Comércio varejista prevê queda de 9% nas vendas do Dia das Mães, aponta FecomercioSP

A exemplo dos consumidores, os empresários também estão pessimistas em relação ao Dia das Mães e estimam para a data queda nas vendas de 9% em relação ao ano passado – o pior resultado desde 2011.

O dado faz parte da sondagem realizada com 110 lojistas da capital de São Paulo entre os dias 4 e 5 de maio pela Federação do Comércio de Bens, Serviços e Turismo do Estado de São Paulo (FecomercioSP).

Em relação à forma de pagamento, as opiniões dos empresários e consumidores não combinam: enquanto 65% dos empresários acreditam que o meio utilizado será o cartão de crédito, pela facilidade no ato da compra, apenas 22% dos consumidores disseram que pretendem utilizar esse meio de pagamento.

O cenário é tão negativo que os empresários não vão esperar as vendas da data para darem início às promoções. A sondagem mostra que 43% das lojas entrevistadas estão com algum tipo de promoção – o maior índice da série histórica, iniciada em 2011. Entre os lojistas que estão fazendo promoções, 72% já estão dando descontos especiais na hora da compra.

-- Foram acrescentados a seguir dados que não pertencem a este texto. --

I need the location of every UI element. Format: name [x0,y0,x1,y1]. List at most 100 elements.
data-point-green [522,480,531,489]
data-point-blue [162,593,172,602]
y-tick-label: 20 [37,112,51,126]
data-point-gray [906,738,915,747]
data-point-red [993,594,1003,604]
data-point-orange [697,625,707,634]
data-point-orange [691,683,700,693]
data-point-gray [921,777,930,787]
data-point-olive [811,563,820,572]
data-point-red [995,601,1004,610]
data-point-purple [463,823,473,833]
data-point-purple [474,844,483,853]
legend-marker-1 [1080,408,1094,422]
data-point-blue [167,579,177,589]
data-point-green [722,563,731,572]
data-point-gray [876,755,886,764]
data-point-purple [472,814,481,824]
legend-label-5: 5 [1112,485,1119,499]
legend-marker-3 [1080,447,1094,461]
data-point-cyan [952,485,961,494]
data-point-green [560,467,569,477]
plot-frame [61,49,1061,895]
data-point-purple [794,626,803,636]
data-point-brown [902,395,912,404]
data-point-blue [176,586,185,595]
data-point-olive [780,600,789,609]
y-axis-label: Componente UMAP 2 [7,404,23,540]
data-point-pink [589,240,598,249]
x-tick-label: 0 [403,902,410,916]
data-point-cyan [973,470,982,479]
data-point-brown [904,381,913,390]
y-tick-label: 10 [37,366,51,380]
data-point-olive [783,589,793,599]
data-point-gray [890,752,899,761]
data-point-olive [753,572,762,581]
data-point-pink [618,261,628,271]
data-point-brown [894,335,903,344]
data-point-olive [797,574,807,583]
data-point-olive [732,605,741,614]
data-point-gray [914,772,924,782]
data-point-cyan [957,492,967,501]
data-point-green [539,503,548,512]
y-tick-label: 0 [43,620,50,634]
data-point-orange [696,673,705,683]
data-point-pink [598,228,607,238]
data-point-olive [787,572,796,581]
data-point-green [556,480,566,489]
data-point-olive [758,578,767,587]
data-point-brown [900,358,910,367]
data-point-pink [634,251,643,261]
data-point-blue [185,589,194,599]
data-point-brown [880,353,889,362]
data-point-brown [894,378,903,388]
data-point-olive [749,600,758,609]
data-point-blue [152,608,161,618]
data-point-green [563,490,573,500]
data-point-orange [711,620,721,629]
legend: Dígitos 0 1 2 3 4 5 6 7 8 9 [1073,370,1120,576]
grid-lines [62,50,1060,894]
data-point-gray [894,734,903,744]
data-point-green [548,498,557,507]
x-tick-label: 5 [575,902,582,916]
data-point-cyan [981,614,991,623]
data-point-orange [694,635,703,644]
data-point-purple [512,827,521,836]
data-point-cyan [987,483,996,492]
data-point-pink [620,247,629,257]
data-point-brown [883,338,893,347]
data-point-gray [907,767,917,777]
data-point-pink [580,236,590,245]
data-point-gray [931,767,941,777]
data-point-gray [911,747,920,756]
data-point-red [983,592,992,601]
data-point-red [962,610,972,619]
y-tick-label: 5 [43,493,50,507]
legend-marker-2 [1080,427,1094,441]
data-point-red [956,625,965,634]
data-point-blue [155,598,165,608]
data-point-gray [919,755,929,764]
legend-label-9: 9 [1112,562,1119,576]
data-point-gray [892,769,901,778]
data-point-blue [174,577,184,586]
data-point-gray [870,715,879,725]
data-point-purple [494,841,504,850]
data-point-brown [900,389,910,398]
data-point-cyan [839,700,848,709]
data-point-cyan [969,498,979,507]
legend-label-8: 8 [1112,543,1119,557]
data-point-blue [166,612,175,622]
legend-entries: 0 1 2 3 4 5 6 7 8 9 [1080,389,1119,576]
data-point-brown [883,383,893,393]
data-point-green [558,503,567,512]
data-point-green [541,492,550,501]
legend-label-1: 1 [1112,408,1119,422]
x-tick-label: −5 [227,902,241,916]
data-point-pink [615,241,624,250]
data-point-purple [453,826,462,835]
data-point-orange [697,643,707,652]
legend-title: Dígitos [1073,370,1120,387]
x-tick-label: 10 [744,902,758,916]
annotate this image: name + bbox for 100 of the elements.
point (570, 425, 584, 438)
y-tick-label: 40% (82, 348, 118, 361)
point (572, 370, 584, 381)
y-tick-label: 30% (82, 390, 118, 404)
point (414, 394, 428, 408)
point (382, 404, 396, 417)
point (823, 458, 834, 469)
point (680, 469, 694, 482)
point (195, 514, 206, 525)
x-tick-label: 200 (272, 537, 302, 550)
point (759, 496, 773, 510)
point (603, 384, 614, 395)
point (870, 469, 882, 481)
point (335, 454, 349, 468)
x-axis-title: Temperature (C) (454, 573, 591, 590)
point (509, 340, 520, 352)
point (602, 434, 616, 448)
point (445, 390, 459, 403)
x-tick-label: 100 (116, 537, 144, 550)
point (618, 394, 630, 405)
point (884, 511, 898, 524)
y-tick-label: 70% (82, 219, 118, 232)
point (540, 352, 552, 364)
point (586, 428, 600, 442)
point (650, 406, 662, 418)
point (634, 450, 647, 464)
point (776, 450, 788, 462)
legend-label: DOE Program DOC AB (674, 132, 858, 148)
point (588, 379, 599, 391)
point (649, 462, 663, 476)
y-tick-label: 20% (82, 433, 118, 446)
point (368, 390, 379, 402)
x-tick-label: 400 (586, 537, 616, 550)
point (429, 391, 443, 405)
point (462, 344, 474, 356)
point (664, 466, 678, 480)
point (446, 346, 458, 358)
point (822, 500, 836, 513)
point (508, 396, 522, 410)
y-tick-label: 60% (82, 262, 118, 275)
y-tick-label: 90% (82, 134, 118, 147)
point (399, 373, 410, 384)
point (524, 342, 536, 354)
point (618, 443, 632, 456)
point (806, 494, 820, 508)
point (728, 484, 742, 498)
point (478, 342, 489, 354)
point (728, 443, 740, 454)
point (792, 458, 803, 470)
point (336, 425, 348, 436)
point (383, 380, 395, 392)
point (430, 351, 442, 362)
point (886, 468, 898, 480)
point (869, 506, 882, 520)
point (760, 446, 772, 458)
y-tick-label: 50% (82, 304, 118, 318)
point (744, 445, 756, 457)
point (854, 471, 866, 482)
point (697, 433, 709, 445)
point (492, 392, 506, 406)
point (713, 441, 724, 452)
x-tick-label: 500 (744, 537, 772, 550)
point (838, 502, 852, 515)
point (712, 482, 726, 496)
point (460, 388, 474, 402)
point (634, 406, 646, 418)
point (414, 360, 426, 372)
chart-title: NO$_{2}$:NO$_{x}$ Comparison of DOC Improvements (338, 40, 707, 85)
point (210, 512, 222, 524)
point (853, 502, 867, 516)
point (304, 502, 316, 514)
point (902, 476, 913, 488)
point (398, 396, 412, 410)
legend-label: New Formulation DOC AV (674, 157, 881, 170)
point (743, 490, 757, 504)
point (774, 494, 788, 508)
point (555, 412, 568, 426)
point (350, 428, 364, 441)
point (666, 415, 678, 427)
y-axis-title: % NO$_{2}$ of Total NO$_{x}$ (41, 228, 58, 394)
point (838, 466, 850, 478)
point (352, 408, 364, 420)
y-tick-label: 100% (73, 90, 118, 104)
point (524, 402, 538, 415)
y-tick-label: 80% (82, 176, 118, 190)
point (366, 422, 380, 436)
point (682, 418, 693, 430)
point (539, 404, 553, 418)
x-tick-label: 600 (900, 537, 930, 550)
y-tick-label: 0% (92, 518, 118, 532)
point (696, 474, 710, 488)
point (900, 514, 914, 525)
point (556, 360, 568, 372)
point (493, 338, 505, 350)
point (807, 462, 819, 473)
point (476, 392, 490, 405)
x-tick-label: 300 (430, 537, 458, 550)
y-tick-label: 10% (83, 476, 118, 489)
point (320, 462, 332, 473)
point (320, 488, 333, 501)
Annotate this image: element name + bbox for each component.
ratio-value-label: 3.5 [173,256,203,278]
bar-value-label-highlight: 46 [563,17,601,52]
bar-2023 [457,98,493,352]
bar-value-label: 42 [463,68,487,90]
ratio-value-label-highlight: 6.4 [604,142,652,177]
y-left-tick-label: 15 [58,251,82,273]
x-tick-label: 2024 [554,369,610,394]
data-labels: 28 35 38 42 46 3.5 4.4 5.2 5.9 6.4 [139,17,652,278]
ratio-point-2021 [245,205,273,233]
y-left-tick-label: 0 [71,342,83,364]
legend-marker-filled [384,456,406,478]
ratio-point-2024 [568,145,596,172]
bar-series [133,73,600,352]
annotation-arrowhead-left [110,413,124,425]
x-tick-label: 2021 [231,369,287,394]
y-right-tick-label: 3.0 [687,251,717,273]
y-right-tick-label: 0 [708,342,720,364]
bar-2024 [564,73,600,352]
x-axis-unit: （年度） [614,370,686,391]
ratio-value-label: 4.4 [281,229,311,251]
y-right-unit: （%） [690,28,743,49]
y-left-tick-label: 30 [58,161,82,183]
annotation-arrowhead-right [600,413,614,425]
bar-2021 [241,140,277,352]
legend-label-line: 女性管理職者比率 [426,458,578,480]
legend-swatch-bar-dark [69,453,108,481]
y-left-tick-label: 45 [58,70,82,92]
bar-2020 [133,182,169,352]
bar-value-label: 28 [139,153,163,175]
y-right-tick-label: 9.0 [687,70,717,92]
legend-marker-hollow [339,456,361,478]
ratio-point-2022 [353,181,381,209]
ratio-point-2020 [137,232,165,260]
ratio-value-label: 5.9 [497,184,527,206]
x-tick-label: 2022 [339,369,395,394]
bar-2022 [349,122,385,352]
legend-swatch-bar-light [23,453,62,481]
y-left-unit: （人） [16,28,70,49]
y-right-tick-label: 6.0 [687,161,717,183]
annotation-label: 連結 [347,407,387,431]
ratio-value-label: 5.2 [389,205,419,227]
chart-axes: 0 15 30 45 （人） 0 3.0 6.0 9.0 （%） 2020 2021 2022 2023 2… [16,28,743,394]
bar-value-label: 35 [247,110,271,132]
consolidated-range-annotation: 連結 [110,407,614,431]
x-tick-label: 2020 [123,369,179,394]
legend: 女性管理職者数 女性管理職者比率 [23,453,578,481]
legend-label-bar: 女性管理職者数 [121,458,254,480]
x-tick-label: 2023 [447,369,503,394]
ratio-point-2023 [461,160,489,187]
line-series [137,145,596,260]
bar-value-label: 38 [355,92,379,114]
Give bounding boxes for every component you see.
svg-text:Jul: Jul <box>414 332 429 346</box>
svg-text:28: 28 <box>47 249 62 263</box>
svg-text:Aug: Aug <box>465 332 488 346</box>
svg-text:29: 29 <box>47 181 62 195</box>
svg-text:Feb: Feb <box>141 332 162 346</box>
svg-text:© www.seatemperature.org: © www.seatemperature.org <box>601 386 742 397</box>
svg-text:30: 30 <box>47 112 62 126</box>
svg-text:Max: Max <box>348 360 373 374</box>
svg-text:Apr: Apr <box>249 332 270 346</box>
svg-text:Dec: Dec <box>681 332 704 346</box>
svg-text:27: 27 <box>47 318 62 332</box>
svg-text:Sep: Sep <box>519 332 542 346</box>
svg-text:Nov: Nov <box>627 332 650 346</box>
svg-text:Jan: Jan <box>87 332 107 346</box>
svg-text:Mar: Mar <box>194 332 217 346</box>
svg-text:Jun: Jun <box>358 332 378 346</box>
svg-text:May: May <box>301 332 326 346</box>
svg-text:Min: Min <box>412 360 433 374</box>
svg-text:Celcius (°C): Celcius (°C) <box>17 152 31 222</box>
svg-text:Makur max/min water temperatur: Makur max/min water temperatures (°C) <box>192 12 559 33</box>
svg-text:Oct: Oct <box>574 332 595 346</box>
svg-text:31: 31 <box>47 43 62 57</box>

Aumentaram também a proporção de empresas que investiram em ações publicitárias para garantir as vendas: 29%, ante 19% do ano anterior.

Apenas 4% dos entrevistados disseram que costumam contratar funcionários temporários para a data. Essa proporção também caracteriza o pior resultado da série histórica. Em 2014 foi de 19% e ficou entre 21% e pouco mais de 30% em anos anteriores. O resultado sugere, portanto, redução na contratação de temporários em relação ao dia das mães dos anos anteriores.

De acordo com a assessoria econômica da Federação, os indicadores econômicos denotam uma realidade de dificuldades para consumidores e empresários neste ano. Indicadores apurados mensalmente pela FecomercioSP já apontavam para tal cenário. É o caso do Índice de Confiança do Consumidor (ICC), que despencou 15,5% em abril – e se encontra no menor patamar desde novembro de 2002 – e do Índice de Intenção de Consumo das Famílias (ICF), que caiu 16,4% em abril e se encontra no menor valor da série histórica iniciada em janeiro de 2010.